29 tydzień kampanii (1 tydzień listopada 1943 r.)
Otrzymałem 5 nowych okrętów podwodnych, 4 odesłałem na remonty, z remontów wróciły 2.
Nie powiodła się próba unowocześnienia torped, ale następna już w najbliższym etapie, przy zwiększonych szansach.
Dalsze próby doskonalenia taktyki wilczych stad nie przyniosły nadzwyczajnych efektów. Stado "Andy's Demons" wykryło na Morzu Południowofilipińskim zespół Cesarskiej Floty w składzie: lotniskowiec Shokaku, 2 niszczyciele i trzy transportowce. W pierwszym ataku RUNNER i SUNFISH zatopiły po transportowcu (2000 t. i 1000 t.), a BOWFIN spudłował do Shokaku. Przed drugim atakiem stado się przegrupowało i zanosiło się na duży sukces, a wyszła totalna klapa. RUNNER zmienił kolumnę, ale nie mógł strzelać z powodu fatalnych wskazań TDC. Spisał się o tyle dobrze, że zaabsorbował niszczyciel eskorty i umożliwił pozostałym okrętom na bezkarny atak na lotniskowiec. SUNFISH dołączył do BOWFINA, ale żaden z nich nie wypracował dobrej pozycji do strzału i oba spudłowały! (Komentarzy naczelnego dowództwa z przyczyn obyczajowych cytować nie będę). Na dodatek okazało się, że na BOWFINIE wyczerpały się zapasy i okręt musiał wracać do bazy. Stado zatem uległo rozwiązaniu, ale dzięki dwóm zatopieniom dwóch okrętów podwodnych ponownie zdobyło 1 punkt doświadczeń taktycznych. Sformowałem kolejne stado "Andy's Monsters", które wyruszyło na łowy z Pearl Harbor w składzie: APOGON, ASPRO, MUSKALUNGE.
Ponadto:
Kierowany meldunkami ULTRY PICKEREL zatopił na Morzu Jawajskim dwutysięcznika.
CAPELIN na Morzu Południowochińskim wykrył zespół z pancernikiem typu Kongo w składzie, ale nie zdołał wyjść na pozycję do strzału.
Na Morzu Żółtym FLYING FISH zatopił maru (2000 t.), a TINOSA dwa (1000 t. i 8.000 t.).
Największą sztukę ustrzelił POMPON na Morzu Północnofilipińskim: posłał na dno tankowiec Cesarskiej Floty (10.000 t.)
Na tym samym akwenie nie popisał się HARDER: uszkodził mały frachtowiec (1000 t.), po czym spudłował do lekkiego krążownika (5000 t.)
Koło Marianów KINGFISH i SEARAVEN zatopiły po jednym statku (2000 t. i 3000 t.)
W rejonie Wysp Kurylskich stary S-44 dzielnie zaatakował duży konwój i posłał na dno pięciotysięcznika.
Ponownie nie obyło się bez strat: SNOOK i PERMIT zatonęły w bardzo podobnych okolicznościach. SNOOK na Morzu Japońskim i PERMIT koło Wysp Bonin trafiły niesprawnymi torpedami japońskie statki i w obu przypadkach zaalarmowana eksorta zatopiła nasze okręty. Sprawa usprawnienia torped staje się zatem coraz bardziej paląca.

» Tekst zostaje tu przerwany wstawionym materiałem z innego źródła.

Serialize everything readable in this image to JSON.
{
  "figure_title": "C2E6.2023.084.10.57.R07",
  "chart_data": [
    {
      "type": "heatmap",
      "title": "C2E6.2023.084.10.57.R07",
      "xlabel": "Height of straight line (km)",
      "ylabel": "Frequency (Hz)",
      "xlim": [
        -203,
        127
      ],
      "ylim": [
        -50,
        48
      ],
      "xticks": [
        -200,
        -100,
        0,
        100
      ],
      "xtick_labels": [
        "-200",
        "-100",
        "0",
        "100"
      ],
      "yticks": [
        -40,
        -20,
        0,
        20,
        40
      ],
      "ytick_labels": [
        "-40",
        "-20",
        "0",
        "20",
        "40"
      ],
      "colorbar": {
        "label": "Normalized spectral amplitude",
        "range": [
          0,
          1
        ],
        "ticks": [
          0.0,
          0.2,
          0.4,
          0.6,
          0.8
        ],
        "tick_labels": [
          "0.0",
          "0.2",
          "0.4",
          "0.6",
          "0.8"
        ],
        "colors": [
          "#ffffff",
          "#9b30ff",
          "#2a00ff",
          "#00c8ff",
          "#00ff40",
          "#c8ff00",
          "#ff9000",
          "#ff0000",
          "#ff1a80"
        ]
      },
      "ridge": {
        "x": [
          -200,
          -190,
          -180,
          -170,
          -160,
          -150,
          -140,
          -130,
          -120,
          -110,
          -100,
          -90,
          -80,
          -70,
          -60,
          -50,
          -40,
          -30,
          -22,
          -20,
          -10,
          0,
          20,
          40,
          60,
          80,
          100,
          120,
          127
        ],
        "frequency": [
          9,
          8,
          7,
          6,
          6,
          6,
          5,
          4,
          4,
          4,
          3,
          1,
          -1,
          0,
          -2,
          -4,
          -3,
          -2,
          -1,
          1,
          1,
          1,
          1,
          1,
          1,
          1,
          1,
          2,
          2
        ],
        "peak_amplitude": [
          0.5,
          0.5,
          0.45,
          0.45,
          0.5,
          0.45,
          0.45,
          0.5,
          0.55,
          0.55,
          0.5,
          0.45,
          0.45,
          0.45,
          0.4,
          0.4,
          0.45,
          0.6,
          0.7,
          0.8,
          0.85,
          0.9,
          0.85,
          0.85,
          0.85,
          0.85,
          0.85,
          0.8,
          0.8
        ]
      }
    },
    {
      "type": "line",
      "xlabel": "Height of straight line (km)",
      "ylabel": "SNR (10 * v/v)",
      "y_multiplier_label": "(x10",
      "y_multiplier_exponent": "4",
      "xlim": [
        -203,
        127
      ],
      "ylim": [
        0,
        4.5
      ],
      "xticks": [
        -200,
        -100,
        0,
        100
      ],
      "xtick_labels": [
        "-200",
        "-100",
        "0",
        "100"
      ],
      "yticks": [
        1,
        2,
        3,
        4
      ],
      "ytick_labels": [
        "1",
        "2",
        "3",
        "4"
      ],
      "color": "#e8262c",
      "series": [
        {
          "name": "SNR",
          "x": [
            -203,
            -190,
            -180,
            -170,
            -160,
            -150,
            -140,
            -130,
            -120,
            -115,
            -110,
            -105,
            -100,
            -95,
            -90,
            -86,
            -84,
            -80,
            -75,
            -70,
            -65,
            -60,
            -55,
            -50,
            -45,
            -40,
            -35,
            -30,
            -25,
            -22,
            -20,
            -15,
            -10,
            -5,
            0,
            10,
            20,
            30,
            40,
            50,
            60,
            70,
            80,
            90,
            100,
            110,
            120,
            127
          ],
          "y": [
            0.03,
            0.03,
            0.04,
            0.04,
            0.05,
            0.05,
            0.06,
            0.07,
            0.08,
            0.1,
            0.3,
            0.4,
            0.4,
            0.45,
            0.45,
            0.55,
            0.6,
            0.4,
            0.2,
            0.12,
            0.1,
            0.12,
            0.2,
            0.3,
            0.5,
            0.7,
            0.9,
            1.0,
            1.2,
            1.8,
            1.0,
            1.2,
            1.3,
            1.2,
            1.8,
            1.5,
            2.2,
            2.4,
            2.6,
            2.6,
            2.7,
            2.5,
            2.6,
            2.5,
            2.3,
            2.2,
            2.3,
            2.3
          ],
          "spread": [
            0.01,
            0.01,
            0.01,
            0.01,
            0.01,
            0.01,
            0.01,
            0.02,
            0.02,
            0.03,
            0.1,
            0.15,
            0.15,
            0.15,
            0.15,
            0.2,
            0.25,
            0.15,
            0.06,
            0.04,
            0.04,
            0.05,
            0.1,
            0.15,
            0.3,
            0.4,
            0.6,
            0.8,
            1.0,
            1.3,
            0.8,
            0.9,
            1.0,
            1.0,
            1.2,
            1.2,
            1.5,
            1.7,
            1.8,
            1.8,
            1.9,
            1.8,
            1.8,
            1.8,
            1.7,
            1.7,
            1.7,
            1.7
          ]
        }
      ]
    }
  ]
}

Łącznie osiągnięto 11 zatopień (38.000 t.) i 1 uszkodzenie (1000 t.) przy stracie dwóch własnych okrętów. Straty od początku wojny wzrosły do 30 jednostek.
Awatar użytkownika
Strategos
Censor
Posty: 8264
Rejestracja: czwartek, 22 grudnia 2005, 17:53
Lokalizacja: Łódź

Post autor: Strategos »

Andy pisze: Straty od początku wojny wzrosły do 30 jednostek.
Uważam ,że w założeniach do scenariusza "Cmapaing Game 3" ,który ozgrywasz błędnie przyjęto w momencie startu stratę S-26 ( w ramach wstępnie ustalonych strat na dzień 1 kwietnia 1943 r.12) .
Okret ten nie zdołał dotrzeć do Floty Pacyfiku ponieważ u wybrzeży Panamy zatonłął w wyniku kolizji z eskortowcem ( Blair "Ciche Zwycuięstwo" strona 185)W grze ten op jest przewidziany jedynie do hipotetycznej kampanii z lat 30 stych . Nie występuje jako posiłki ( s. 2 i 13 Scenario Book)
Problem warto poruszyc na Forum oficjalnej strony gry.
Awatar użytkownika
Andy
Grossadmiral
Posty: 9508
Rejestracja: czwartek, 22 grudnia 2005, 18:49
Lokalizacja: Piastów

Post autor: Andy »

Myślę, że w grze jest jednak OK. Amerykanie rzeczywiście stracili na Atlantyku 3 okręty podwodne (DORADO, R-12 i S-26), ale w odróżnieniu od dwóch pierwszych, S-26 zatonął po decyzji o skierowaniu go na Pacyfik. Inna sprawa, że Christie zrezygnował potem z ciągnięcia 51 Dywizjonu do Brisbane i zostawił go w Panamie (a w jego składzie m.in. S-26 i S-25 - późniejszego "Jastrzębia"). Wywerka w "Wykazie stanu flot..." do "Burzy nad Pacyfikiem" nie uwzględnia S-26, czyli uważa go za nieskierowany na Pacyfik.
Sprawa jest zresztą tajemnicza, bo Blair w wykazie strat podaje, że S-26 zginął na Atlantyku, a tu: http://www.valoratsea.com/losses1.htm mamy "Gulf of Panama" jako miejsce zatonięcia. Tenże Wywerka, w "Wykazie stanu flot..." do "II wojny światowej na morzu" również wymienia Zatokę Panamską. Spojrzałem na mapę i nie mam wątpliwości, że Zatoka Panamska jest po "pacyficznej" stronie Panamy!
Żeby było śmieszniej tu: http://www.ibiblio.org/hyperwar/USN/shi ... _S-26.html mamy "Sunk in collision off Panama" (co niewiele nam wnosi). Ostatecznie na Pacyfik wskazuje ta informacja: http://www.navsource.org/archives/08/08131.htm ("14 mil na zachód od latarni San Jose") wraz z tą mapą: http://www.navsource.org/archives/08/0813133.png , na której co prawda wymienionej latarni nie można odnaleźć, ale lokalizacja Zatoki Panamskiej jest niewątpliwa.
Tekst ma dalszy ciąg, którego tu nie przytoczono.